Interpretability: Opening the Black Box

The Opacity Problem

Modern neural networks are "black boxes": they map inputs to outputs through billions of learned parameters in ways that resist human interpretation. A neural network that denies a loan application doesn't "explain" its decision — it produces a number. This opacity creates problems for trust, accountability, debugging, and safety: we can measure a model's average accuracy but don't understand when and why it will fail.

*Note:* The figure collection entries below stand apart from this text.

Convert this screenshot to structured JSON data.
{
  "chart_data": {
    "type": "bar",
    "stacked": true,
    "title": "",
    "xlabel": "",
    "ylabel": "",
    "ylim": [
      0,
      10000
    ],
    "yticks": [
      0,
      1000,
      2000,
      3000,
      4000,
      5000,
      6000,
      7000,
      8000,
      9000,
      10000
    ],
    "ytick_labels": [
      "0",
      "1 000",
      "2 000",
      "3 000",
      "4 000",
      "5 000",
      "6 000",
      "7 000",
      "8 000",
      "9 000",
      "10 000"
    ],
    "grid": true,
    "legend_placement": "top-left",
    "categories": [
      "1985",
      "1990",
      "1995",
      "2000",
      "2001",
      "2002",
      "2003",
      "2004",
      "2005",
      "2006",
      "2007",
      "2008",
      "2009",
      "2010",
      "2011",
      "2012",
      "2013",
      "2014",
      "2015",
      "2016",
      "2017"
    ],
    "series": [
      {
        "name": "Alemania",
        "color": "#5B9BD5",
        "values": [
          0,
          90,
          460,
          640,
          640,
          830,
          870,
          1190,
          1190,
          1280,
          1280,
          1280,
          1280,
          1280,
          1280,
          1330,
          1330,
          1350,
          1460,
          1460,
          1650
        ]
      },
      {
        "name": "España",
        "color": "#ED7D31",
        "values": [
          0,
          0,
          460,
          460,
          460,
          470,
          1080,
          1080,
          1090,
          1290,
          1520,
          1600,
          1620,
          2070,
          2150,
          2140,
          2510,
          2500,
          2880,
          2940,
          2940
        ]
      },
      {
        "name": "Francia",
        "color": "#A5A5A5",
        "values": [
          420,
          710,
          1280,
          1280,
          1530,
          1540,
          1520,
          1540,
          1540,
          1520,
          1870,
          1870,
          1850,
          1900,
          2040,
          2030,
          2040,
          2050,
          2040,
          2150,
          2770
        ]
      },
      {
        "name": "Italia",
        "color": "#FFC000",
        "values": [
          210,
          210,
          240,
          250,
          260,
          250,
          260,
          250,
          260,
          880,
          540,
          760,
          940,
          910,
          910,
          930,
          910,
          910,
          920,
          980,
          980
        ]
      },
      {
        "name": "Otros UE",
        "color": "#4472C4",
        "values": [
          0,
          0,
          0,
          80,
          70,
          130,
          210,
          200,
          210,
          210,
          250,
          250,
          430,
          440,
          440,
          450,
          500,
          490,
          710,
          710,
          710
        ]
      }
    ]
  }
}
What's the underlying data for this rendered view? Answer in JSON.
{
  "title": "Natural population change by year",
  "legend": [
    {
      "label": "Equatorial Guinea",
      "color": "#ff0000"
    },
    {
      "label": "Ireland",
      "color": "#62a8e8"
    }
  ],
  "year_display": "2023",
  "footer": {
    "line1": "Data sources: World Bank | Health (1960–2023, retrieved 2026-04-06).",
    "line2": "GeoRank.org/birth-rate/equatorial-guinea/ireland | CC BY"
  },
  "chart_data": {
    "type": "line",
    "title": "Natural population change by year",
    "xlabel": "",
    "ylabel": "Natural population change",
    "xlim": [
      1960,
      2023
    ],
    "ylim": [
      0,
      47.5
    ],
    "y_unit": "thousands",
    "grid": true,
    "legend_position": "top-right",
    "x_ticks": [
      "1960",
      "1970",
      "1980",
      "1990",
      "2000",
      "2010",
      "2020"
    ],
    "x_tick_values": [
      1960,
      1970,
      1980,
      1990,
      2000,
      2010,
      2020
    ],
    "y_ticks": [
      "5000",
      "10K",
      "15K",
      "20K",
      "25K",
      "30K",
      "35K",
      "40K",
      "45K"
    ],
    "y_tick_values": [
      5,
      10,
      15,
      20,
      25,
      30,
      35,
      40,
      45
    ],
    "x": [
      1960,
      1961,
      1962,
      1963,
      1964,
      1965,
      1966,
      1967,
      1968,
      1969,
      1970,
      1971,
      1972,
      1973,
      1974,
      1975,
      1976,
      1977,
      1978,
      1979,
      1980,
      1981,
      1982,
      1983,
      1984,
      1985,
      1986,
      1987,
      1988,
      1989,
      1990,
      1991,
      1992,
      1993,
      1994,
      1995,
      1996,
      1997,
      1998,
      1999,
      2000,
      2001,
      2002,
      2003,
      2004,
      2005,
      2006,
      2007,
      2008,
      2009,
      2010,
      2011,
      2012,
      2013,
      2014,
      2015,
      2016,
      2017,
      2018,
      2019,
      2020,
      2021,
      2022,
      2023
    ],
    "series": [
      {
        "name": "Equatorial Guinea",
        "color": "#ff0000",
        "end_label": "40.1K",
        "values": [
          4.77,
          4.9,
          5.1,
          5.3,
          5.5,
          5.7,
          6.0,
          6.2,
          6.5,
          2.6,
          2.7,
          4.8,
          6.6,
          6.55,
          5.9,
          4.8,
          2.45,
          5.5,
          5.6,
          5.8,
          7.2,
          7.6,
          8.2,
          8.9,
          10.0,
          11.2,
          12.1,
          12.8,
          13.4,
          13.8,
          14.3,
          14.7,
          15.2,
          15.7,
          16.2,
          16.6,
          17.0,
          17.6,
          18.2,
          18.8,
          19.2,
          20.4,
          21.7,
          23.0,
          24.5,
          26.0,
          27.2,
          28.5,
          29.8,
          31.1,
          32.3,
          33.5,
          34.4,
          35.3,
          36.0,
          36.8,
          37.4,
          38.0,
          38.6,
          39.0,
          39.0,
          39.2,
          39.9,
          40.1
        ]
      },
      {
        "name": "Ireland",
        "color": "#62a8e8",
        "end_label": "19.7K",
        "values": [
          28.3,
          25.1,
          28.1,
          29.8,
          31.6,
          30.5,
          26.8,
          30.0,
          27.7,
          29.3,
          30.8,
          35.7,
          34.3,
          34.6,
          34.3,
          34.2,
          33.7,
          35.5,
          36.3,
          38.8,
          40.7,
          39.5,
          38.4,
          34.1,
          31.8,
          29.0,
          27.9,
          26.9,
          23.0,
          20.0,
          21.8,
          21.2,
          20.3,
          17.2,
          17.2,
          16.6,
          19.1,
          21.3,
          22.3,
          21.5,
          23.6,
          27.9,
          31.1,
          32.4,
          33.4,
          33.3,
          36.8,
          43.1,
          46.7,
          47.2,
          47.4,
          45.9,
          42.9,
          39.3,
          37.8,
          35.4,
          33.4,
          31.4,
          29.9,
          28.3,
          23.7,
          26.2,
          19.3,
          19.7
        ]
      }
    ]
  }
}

Interpretability research seeks to understand what AI systems are doing internally — not just what outputs they produce, but what computations they perform, what concepts they represent, and why they make specific predictions.

Post-Hoc Explanations

Post-hoc explanation methods explain individual predictions without modifying the model:

  • LIME: Fits a locally linear model around a specific prediction. Perturb the input slightly, see how the output changes, build an interpretable proxy.
  • SHAP: Distributes a prediction's value across features based on Shapley values from cooperative game theory. More principled than LIME but computationally expensive for large models.
  • Gradient-based attribution: The gradient of the output with respect to each input feature measures how much that feature contributes to the prediction. GradCAM for images produces saliency maps highlighting which image regions the model uses.

Caveat: post-hoc explanations are explanations of a simpler proxy model, not of the original neural network. They can be misleading, particularly for features that are correlated or for models with non-linear feature interactions.

Mechanistic Interpretability

Mechanistic interpretability attempts to reverse-engineer neural networks: identify specific circuits (groups of neurons and weights) that implement specific algorithms. This is harder than post-hoc explanation but more truthful: you're actually understanding the model's internal computation.

Key results: Elhage et al. identified "induction heads" in transformer models — circuits that perform in-context learning by finding and copying patterns. Multiple groups have identified circuits for addition, indirect object identification, and simple factual recall in language models. The field has developed tools like activation patching (ablate specific neurons and see which predictions change), probing classifiers (train a linear probe to decode specific features from activations), and logit attribution (identify which attention heads most influence specific output tokens).

Superposition and the Limits of Current Methods

A major challenge: neurons are polysemantic — individual neurons respond to multiple unrelated concepts (a single neuron might respond to both "European royalty" and "curry"). This "superposition" suggests that concepts are represented in high-dimensional activation spaces rather than individual neurons, making per-neuron analysis incomplete. Sparse autoencoders (SAE) have recently shown promise for disentangling superposed features into more interpretable "dictionary elements." This is an active research area with significant implications for AI safety.